Building upon our strong track-record of collaborations with a wide range of stakeholders and project partners in previous NERC-funded Climate Resilience research, we have taken care to work closely with the various communities who will directly benefit from our research in building the Case for Support for this proposal. We will continuously engage with this community throughout the project.

The new UKCP18 ensemble CPM projections together with new, high-resolution flood models developed in SINATRA/TENDERLY by Co-I Liang provide an exciting and timely opportunity to update guidance for urban drainage design and guidance and methods for urban surface water flood risk assessment in the UK: priorities identified in the National Flood Resilience Review (2016) and reiterated in the UK Adaptation Sub-Committee's UK Climate Change Risk Assessment 2017 Synthesis Report: Appendix on Urgency Scoring Tables (ASC 2016) which identified "In4: Risks of sewer flooding due to heavy rainfall" as an area where "more action needed to deliver sustainable drainage systems, upgrade sewers where appropriate and tackle drivers increasing surface runoff (e.g. impermeable surfacing in urban areas)." In2 and PB5 also cover risks to infrastructure and people from surface flooding (including surface water flooding). FUTURE-DRAINAGE will add to the evidence-base for the UK Climate Change Risk Assessment and the National Adaptation Programme; and is aligned with the UK Government's 25 Year Environment Plan (2018), specifically the goal of reducing risk of harm from environmental hazards and of adapting to climate by improving climate resilience in the UK. The importance of revised rainfall uplifts and new guidance for UK urban drainage design and urban flood resilience is evidenced in the letters of support our project team has solicited from UK water and sewerage companies (WaSCs) and the offer of informal support from the Environment Agency who considers the work is of particular relevance to applications in surface water management and design of storm water systems. Therefore, FUTURE-DRAINAGE will deliver nationally important research outputs for uptake by government agencies and industrial sectors to improve climate change adaption and resilience in the UK.

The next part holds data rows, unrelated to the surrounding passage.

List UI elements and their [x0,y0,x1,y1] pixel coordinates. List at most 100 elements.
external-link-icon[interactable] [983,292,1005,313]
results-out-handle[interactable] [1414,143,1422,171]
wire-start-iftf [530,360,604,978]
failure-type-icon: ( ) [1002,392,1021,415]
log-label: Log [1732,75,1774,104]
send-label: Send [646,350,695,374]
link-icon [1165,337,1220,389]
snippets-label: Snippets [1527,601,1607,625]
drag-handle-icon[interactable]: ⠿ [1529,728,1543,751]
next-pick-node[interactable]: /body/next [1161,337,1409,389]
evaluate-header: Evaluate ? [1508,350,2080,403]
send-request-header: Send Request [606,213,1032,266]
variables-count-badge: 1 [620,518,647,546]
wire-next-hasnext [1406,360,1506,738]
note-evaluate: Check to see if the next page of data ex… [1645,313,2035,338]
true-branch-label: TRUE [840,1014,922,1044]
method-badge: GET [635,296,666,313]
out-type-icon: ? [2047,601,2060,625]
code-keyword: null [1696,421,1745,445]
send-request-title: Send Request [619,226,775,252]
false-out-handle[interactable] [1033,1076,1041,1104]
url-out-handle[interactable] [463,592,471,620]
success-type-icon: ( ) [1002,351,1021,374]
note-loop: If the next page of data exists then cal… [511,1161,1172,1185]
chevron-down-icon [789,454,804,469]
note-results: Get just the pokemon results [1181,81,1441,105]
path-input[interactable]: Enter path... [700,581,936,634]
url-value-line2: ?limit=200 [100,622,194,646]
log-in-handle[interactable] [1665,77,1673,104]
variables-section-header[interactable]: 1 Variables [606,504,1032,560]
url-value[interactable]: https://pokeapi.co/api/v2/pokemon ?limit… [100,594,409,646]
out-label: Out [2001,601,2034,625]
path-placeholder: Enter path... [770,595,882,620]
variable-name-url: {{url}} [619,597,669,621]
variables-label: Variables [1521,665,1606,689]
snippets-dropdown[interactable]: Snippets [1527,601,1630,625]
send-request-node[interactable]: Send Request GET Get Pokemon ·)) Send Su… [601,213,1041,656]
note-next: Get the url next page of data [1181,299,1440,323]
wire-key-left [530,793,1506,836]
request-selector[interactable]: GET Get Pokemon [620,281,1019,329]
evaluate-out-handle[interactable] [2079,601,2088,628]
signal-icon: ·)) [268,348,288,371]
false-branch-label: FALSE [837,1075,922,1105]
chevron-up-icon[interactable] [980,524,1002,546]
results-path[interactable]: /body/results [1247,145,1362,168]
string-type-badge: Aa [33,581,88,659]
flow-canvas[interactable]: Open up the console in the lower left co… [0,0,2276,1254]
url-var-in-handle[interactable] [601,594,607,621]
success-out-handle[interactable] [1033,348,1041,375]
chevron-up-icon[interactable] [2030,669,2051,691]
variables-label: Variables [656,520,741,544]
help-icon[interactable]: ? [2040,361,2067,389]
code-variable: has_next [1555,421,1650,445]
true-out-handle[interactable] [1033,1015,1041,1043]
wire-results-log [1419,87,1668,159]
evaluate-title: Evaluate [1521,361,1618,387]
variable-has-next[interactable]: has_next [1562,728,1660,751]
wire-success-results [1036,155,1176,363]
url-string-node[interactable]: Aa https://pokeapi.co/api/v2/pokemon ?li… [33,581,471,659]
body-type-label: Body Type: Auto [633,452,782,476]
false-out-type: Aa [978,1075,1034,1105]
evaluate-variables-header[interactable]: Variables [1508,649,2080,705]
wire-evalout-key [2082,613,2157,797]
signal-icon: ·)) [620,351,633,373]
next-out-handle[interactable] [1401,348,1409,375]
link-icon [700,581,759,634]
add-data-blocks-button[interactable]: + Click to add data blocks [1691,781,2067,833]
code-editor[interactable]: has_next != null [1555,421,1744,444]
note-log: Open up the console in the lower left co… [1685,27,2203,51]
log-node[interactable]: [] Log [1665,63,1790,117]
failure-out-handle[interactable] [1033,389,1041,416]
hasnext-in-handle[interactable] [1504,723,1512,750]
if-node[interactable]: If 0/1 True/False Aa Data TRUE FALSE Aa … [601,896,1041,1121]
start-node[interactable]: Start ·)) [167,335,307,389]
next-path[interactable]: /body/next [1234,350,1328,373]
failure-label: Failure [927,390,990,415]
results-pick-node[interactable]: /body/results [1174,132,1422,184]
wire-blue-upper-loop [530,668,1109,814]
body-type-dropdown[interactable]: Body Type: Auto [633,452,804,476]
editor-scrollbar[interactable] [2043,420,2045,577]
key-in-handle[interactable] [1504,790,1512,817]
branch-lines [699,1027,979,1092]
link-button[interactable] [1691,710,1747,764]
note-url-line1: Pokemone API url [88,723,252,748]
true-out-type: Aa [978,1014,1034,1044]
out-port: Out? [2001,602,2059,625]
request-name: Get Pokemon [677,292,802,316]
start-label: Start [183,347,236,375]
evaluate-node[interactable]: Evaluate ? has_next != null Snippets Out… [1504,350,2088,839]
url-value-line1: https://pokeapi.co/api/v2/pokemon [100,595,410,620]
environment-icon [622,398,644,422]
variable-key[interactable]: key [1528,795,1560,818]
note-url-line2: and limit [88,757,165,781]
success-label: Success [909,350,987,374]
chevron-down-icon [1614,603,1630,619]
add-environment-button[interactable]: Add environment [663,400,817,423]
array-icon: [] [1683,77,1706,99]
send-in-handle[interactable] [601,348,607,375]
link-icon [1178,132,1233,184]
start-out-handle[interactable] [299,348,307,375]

The main beneficiaries of this work will be the practitioners, regulators and policymakers such as the UK water and sewerage companies (WaSCs), the Environment Agency (EA), Scottish Environment Protection Agency (SEPA), Defra, the Committee for Climate Change, and consultants in the water field . The UK WaSCs have an interest in revised rainfall uplifts to help with their investment planning cycle and have agreed to participate in the project through the reviewing of project reports to ensure benefit / applicability to UK water industry and attendance of the project start-up and final meetings. Government departments and agencies with responsibility for planning, adaptation and mitigation of urban flood risks and flooding from urban drainage systems have a direct interest in the most up-to-date projections from climate models. Providing revised rainfall uplifts from ensemble CPM projections will enable each of these users to better plan for future changes. It will benefit the EA and SEPA who are responsible for managing flood risk, forecasting and warning the public of floods but still have gaps in their understanding of how extremes of rainfall may change; the Department for Environment, Food and Rural Affairs (Defra), with overall policy responsibility for flood and coastal erosion risk in England; the Department for Communities and Local Government (DCLG) with responsibility for coordinating UK resilience to major floods through the co-ordination of regional and local organisations and emergency planning. This work is also likely to inform the next UK Climate Change Risk Assessment and subsequent action through the National Adaptation Programme with the Committee on Climate Change.